MOSCOW — Few topics rattle the Kremlin quite as much as Western sanctions targeting its officials and oligarchs. For all its nationalistic posturing, the regime of Vladimir Putin — as corrupt as it is authoritarian — depends on maintaining access to Western countries, banks and financial markets for its key cronies.
It is hardly a secret that some of the most prized real estate in New York City, London and Miami is owned by those with Kremlin connections. Private Russian holdings abroad are estimated at $800 billion to $1.3 trillion — with much of this money likely linked to Putin himself. The Panama Papers, a large-scale journalistic investigation based on leaked documents, traced $2 billion of offshore accounts back to Putin’s cronies — probably only the small tip of a very large iceberg.
It is no surprise, then, that international efforts to bring accountability for human rights abusers through targeted visa bans and asset freezes elicit furious reactions from Russian officials. Kremlin countermeasures against those who advocate such sanctions have ranged from bogus Interpol warrants to poisoning by chemical weapons.
This week, calls for targeted international sanctions by Russian citizens was publicly equated with “treason” by no less than Sergei Naryshkin, the head of Russia’s Foreign Intelligence Service and a close Putin confidant. “This is betrayal of one’s country and one’s people,” Naryshkin declared. It is a long-standing habit of authoritarian regimes to equate themselves with the countries they misrule.
Vladimir Solovyev, the Kremlin’s leading TV propagandist, who was conducting the interview, helpfully provided the names of the “traitors” Naryshkin was referring to: Vladimir Milov and Leonid Volkov, two close associates of imprisoned opposition leader Alexei Navalny, and the author of this article. Solovyev himself has a vested interest: The man who has made it his trade to spew daily hatred against Western democracies appears to own two luxury villas on Lake Como in Northern Italy, according to documents obtained by Navalny’s Anti-Corruption Foundation. (In a newspaper interview, Solovyev later confirmed owning a house in Italy.)

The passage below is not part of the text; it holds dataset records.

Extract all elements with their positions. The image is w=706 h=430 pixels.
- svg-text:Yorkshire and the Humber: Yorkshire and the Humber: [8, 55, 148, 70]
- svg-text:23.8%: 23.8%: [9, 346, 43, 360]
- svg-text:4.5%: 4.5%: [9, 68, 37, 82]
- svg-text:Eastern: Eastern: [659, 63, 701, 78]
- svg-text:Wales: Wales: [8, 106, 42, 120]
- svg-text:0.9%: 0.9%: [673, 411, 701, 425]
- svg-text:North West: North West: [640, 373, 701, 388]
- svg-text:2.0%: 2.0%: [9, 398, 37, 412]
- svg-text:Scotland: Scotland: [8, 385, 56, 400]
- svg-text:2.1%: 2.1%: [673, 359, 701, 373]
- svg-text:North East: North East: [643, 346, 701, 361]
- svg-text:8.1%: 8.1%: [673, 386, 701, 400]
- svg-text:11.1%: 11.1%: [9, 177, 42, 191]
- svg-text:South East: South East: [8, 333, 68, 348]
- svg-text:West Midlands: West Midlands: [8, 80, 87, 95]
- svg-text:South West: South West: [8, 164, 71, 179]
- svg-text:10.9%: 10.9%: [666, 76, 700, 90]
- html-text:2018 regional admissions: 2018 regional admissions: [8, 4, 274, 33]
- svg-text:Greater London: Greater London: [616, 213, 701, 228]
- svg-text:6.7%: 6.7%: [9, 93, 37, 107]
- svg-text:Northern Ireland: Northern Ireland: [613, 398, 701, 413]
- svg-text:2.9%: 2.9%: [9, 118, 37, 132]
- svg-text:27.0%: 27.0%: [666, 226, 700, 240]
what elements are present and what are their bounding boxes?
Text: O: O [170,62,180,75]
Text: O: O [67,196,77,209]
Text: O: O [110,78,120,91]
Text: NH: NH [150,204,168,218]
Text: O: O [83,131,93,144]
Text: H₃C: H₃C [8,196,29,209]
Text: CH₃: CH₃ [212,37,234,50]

The Kremlin’s attitude is not new. What is puzzling is the continued reluctance of the U.S. administration to push back against Putin’s regime using the tools at its disposal — namely, the Magnitsky Act and the Global Magnitsky Act, both designed for targeted sanctions on human rights abusers, and the latter also for conduits of corruption. The Biden administration has designated countering corruption “a core United States national security interest” and has taken steps to target individuals in places ranging from Ukraine to Namibia. At the same time, it has shown a surprising reluctance to use sanctions where they would work most effectively.
So far Washington has responded to the Kremlin’s continued aggressiveness with Cold War-era measures such as expulsions of diplomats (with more announced again this week). Yet the most effective instrument in its toolbox remains largely unused. In January, after Navalny was arrested, his associates proposed sanctioning a number of top regime officials and oligarchs. Yet to this day most of the people they named remain free to roam both sides of Atlantic. Shortly before his arrest, Navalny himself said that “sanctions aren’t working because the West has refrained from sanctioning the people with the money.”
One possible explanation emerged in a recent report in Politico. Citing senior administration officials, the article suggests that the White House has refrained from using Magnitsky sanctions to their full extent because of the risk of “jeopardizing potential cooperation” with the Kremlin and because President Biden “wants to give Putin time to prove whether he can be a constructive partner.” Apparently some administration officials also fear that the fall of the Putin regime could prove “destabilizing.”
This reasoning is perplexing. First, the tens of thousands of Russians who have been demonstrating on the streets against Putin’s rule are not fanatics or rabid nationalists but urban (and mostly young) middle-class citizens who want Russia to become a modern democratic nation. Second, the pointlessness of hopes for a new “reset” with the Kremlin has been made clear by the policies of Biden’s predecessors. A tyrant whose repression of his own people is rivaled only by his aggression toward others cannot be a “constructive partner.”
Targeted sanctions provide personal accountability for those who break the rules of civilized society at home while enjoying its benefits abroad. They do so without punishing the general population (the main defect of countrywide sanctions of the previous eras). No less importantly, the blacklisting of abusers will end the perverse spectacle of Western democracies in effect enabling regimes that trample on the very values the West claims to hold dear. Boris Nemtsov, the Russian opposition leader who was slain in front of the Kremlin in 2015, called the Magnitsky Act “the most pro-Russian law in the history of any foreign parliament” as it “finally ends the impunity for those who violate the rights and steal the money of Russian citizens.”
Western policymakers have a powerful and effective tool at their disposal. It is time they began using it properly.